Riflessione

Vagabondando tra vecchie letture riguardanti l’Etiopia, mi è capitato di leggere un rapporto redatto da lord Buxton per conto della Società Antischiavista Britannica nel 1932 in cui l’autore affermava che la schiavitù era la base dell’intero sistema economico del paese e che la Società delle Nazioni considerava una tale situazione di ostacolo all’ammissione dell’Etiopia.

In un altro rapporto Ludwig Huyn scriveva che... ”l’abissinonon concepisce l’immoralità della schiavitù e che la stessa chiesa copta non ripudia la schiavitù e, pertanto, non capisce perché la SdN miri così intensamente alla sua abolizione”...

Si passa alla descrizione ai diversi aspetti della schiavitù: dai piccoli schiavi domestici dei sacerdoti ai giovinetti che venivano venduti sui mercati d’Arabia, dal servaggio politico (ghebbar) alla schiavitù domestica.

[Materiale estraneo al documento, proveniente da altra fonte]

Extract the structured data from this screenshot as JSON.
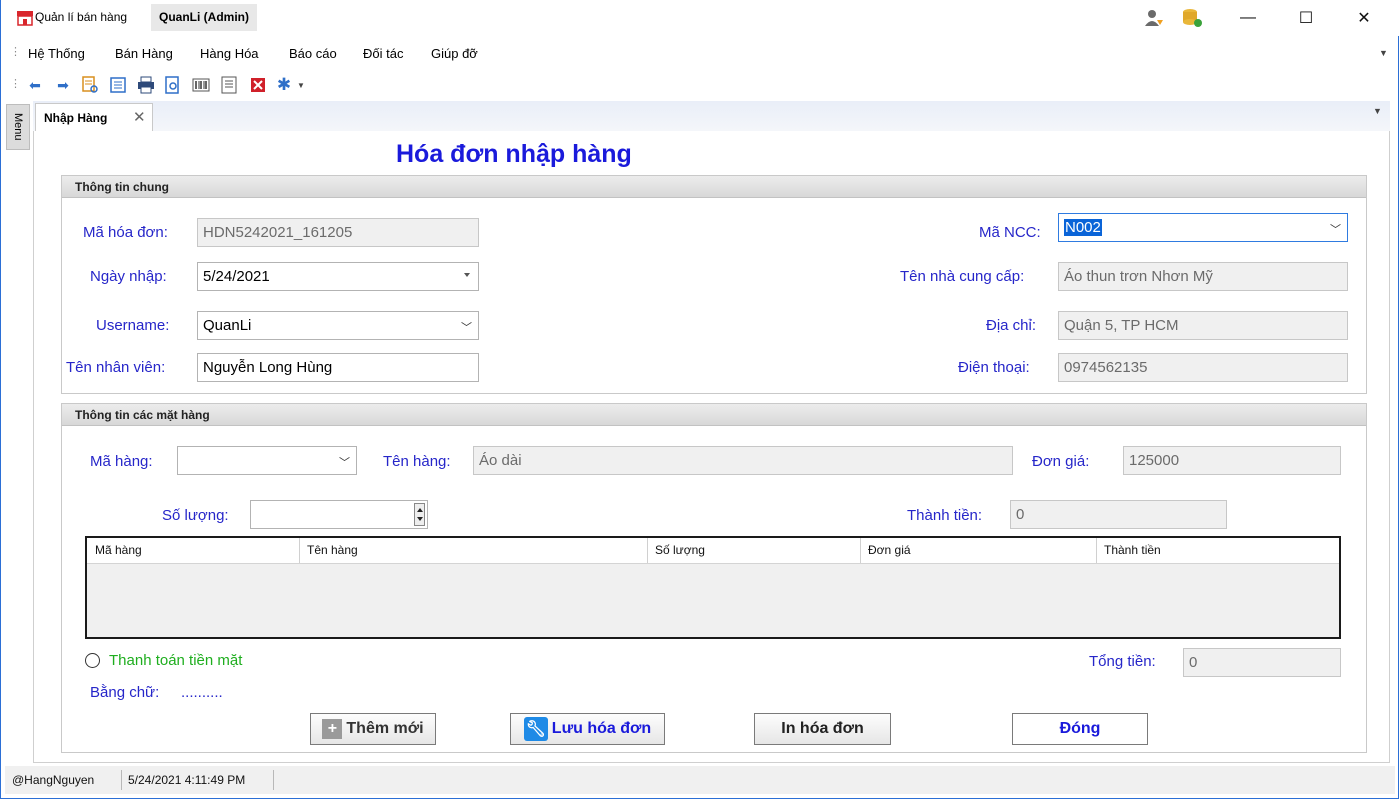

Quest’ultima conseguenza di razzie di alcune tribù a danno di altre, mentre il ghebbar (servitù della gleba) derivava dalle conquiste militari che trasformavano le popolazioni in schiavi dopo essersi appropriati di tutte le terre.

Scriveva il Pollera.... ”la condizione degli schiavi domestici è assai triste perchè sono considerati alla stregua di semplici cose o, più propriamente, come animali che il padrone può utilizzare per qualsiasi lavoro e, in caso di unioni tra schiavi, la prole generate appartiene di diritto al padrone...”

Nel 1934 - dico 1934 - il governo di Addis Abeba annunciava alla SdN di avere aperto uffici per la repressione della schiavitù mentre i dati ufficiali erano piuttosto scoraggianti: sui circa due milioni di schiavi censiti in in quell’anno, soltanto poco meno di quattromila erano stati liberati.

Tutto questo mi ha portato a una riflessione (talvolta capita anche a me): l’arrivo degli italiani in Eritrea non soltanto portò una sostanziale tranquillità alle popolazioni locali permettendo loro di coltivare terre e allevare bestiame al riparo di razzie e atti di brigantaggio ma, soprattutto, l’occasione di liberarsi della schiavitù.

Credo che il periodo che va presso a poco dal 1900 al 1935, fu per gli eritrei indubbiamente benefico: conquistarono una certa serenità economica prestando servizio nelle amministrazioni civili e militari, nelle aziende private e in piccole attività indipendenti ed è forse per questo che i “vecchi” eritrei ricordavano con nostalgia la presenza italiana. Prima di allora non avevano mai conosciuto simili tempi di pace e di operosità.

Mi piacerebbe che uno studioso locale, con obiettività, raccontasse la vita degli eritrei durante la colonizzazione italiana fino alla guerra d’Abissinia e all’introduzione delle leggi razziali per far conoscere alle nuove generazioni cos’è veramente stata la presenza dell’Italia in Eritrea. Non oso chiedere una scaglia di riconoscenza, sarebbe troppo, ma uno spicchio di riconoscimento forse gli italiani se lo meriterebbero.